The issue is not creating waste, but wasting one's money on middle-men for replacing one's phone batteries.

>I know every TV remote I've owned with a battery door eventually ends up with a rubber band around it, and I think that's pretty much a universal experience.

You're relating a supposedly personal story to make your spin claims more relatable. Maybe you're like the people in late-night TV commercials who seemingly can't open a can of tomatoes without massive bleeding? ;)
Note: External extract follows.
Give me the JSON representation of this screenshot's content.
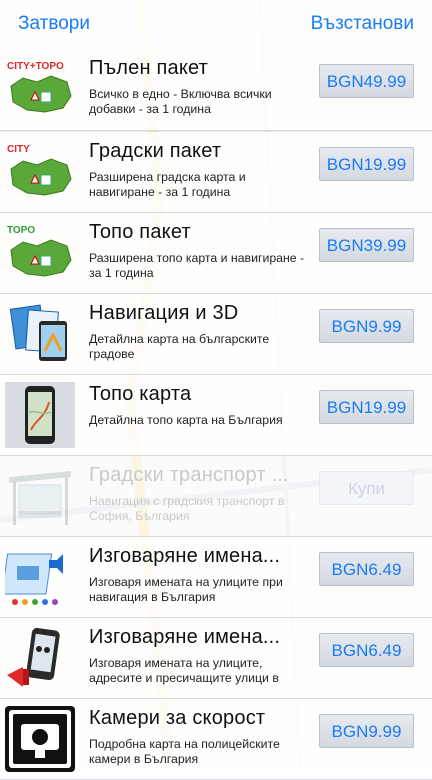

> The issue is not creating waste, but wasting one's money on middle-men for replacing one's phone batteries.

Well I could say I'm spending that money on having a nicer phone that's sealed and seamless, rather than wasting it.

Sealed, seamless, performance-degraded, costly to service, with planned obsolescence.

It's quite obvious that it's a waste of money to pay middle-men to perform basic service on it for stuff a user can do at home with any other phone.

Right... but the point was I get something, in return for having to pay middle-men to service it. It's a trade I'm happy with. Maybe you aren't, but it works for me.
You can go to a store and ask someone there to replace the batteries of your TV remote or battery-swappable phone for free, if you like.
You're just being sarcastic for the sake of it and not really contributing anything to the discussion.